Evolution of gene expression patterns of paralogous hormones (IGF1 and IGF2) and paralogous receptors (IGF1R and INSR) across amniotes.
Authors: Tonia Schwartz; Abby Beatty; Morgan Muell; Kelly Blackshear
Affiliation: Auburn Univeristy
Keywords: Other (comparative transcriptomics; coevolution of hormones and receptors)

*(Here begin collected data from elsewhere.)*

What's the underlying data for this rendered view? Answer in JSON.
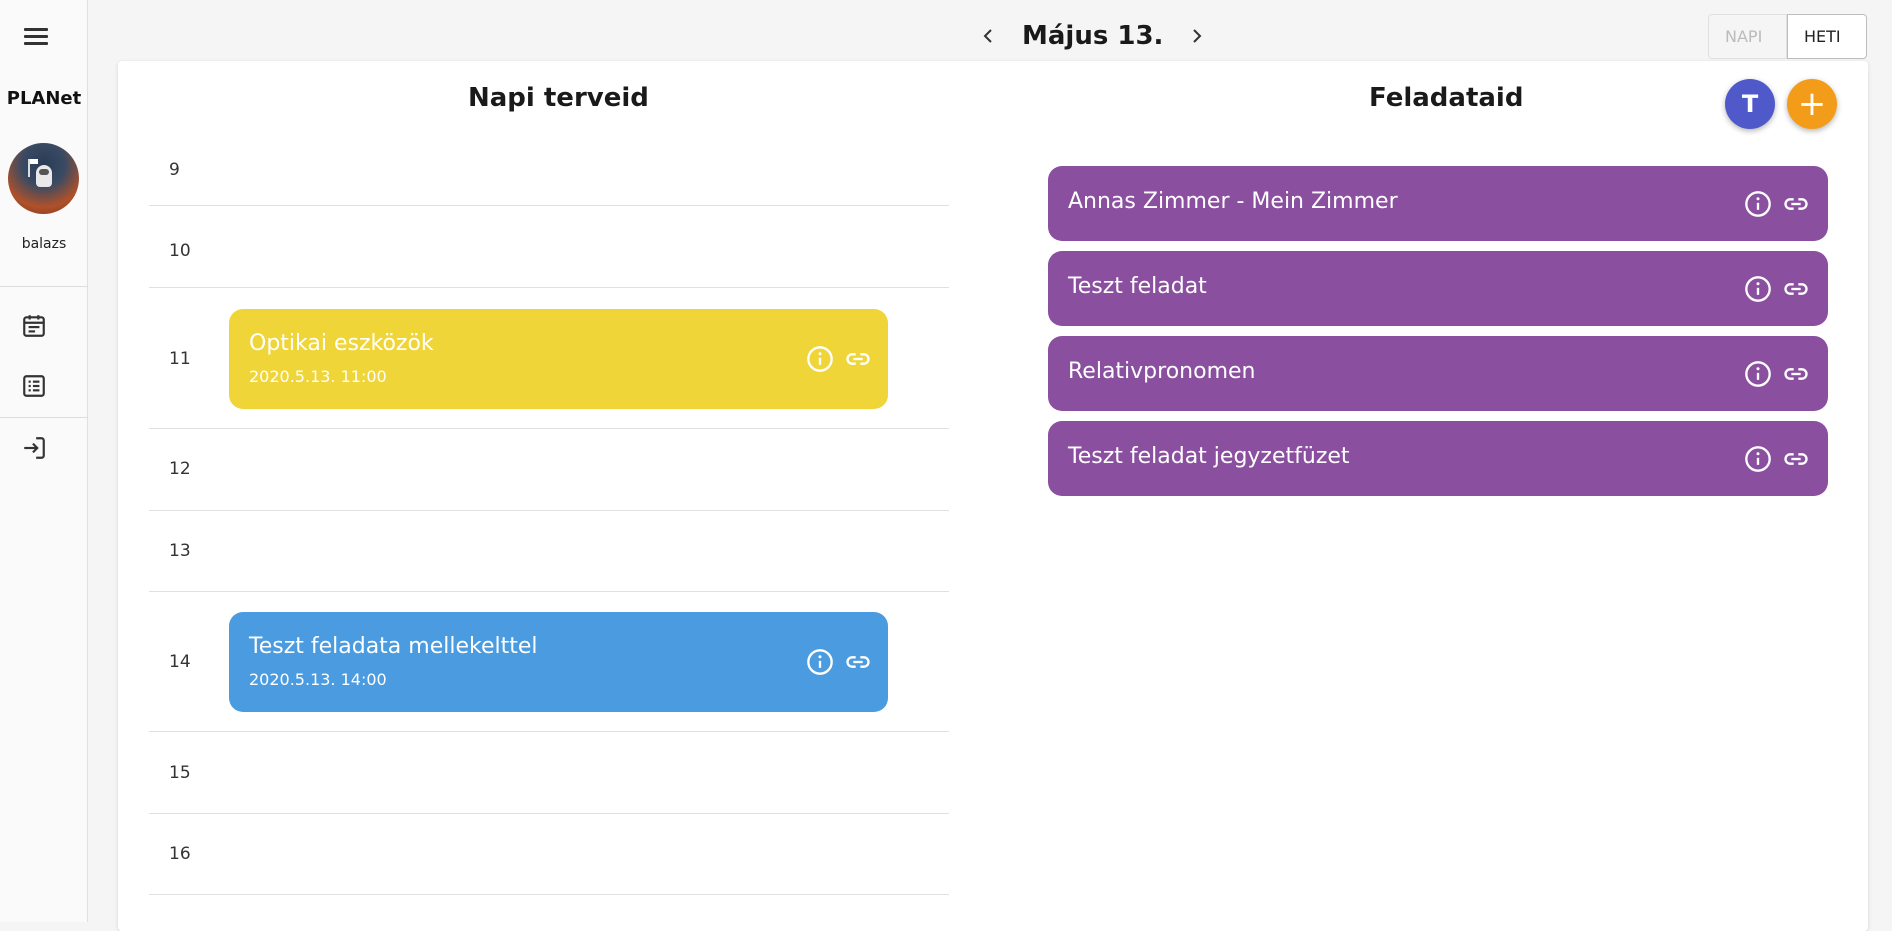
{
  "app": {
    "brand": "PLANet",
    "username": "balazs"
  },
  "header": {
    "date_title": "Május 13.",
    "view_daily": "NAPI",
    "view_weekly": "HETI"
  },
  "planner": {
    "title": "Napi terveid",
    "hours": [
      "9",
      "10",
      "11",
      "12",
      "13",
      "14",
      "15",
      "16"
    ],
    "events": [
      {
        "title": "Optikai eszközök",
        "time": "2020.5.13. 11:00",
        "color": "#efd537"
      },
      {
        "title": "Teszt feladata mellekelttel",
        "time": "2020.5.13. 14:00",
        "color": "#4a9be0"
      }
    ]
  },
  "tasks": {
    "title": "Feladataid",
    "items": [
      {
        "label": "Annas Zimmer - Mein Zimmer"
      },
      {
        "label": "Teszt feladat"
      },
      {
        "label": "Relativpronomen"
      },
      {
        "label": "Teszt feladat jegyzetfüzet"
      }
    ],
    "color": "#8b4fa0"
  },
  "fabs": {
    "teams_label": "T",
    "add_label": "+"
  },
  "icons": [
    "menu-icon",
    "calendar-icon",
    "list-icon",
    "logout-icon",
    "chevron-left-icon",
    "chevron-right-icon",
    "info-icon",
    "link-icon",
    "teams-icon",
    "plus-icon"
  ]
}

The insulin and insulin-like signaling (IIS) network plays an important role in mediating several life-history traits, including growth, reproduction, and senescence. In vertebrates there are two paralogous receptors (IGF1R and INSR) and three paralogous hormones (IGF1, IGF2, and Insulin) that can bind the receptors with varying affinities and these relationships are likely co-evolving across the vertebrate phylogeny. Along with evaluating the sequence variation, evolution of expression patterns are also important for understanding these co-evolutionary relationships. Although IGF1 and IGF2 are both key hormones in the vertebrate IIS network, research on IGF2 in juveniles and adults has been largely neglected because early biomedical research on rodents found negligible IGF2 postnatal expression. Our previous research on gene expression in this system found that lizards express IGF2 throughout life, and IGF1R was expressed at a much lower level than INSR – in stark contrast to biomedical rodents. Here, we challenged these assumptions of IGF2 and IGF1R expression being consistent across the phylogeny. Primarily, we ask to what degree IGF2 is expressed during postnatal life across amniotes (reptiles and mammals) by quantifying the relative gene expression of IGF1 and IGF2 using publicly available RNAseq data for 82 amniote species and quantitative polymerase chain reaction on liver cDNA at embryonic, juvenile and adult stages for two lizard, bird and mouse species. The results we will present indicate that (i) IGF2 is expressed postnatally across amniote species and life stages—often at higher relative expression level than IGF1, contradicting rodent models; (ii) the lack of rodent postnatal IGF2 expression is due to phylogenetic placement, not inbreeding or artificial selection; and (iii) adult IGF2 expression is sex-biased in some species. These results demonstrate that IGF2 expression is typical for amniotes throughout life, suggesting that a comprehensive understanding of the mechanisms mediating variation in life-history traits will require studies that measure both IGFs, since each can bind both receptors (IGF1R and INSR). We are furthering this research in understanding the relative expression patterns of the receptors (IGF1R and INSR) across the amniote phylogeny that will be incorporated into this discussion of the evolution of these hormone receptor relationships across amniotes.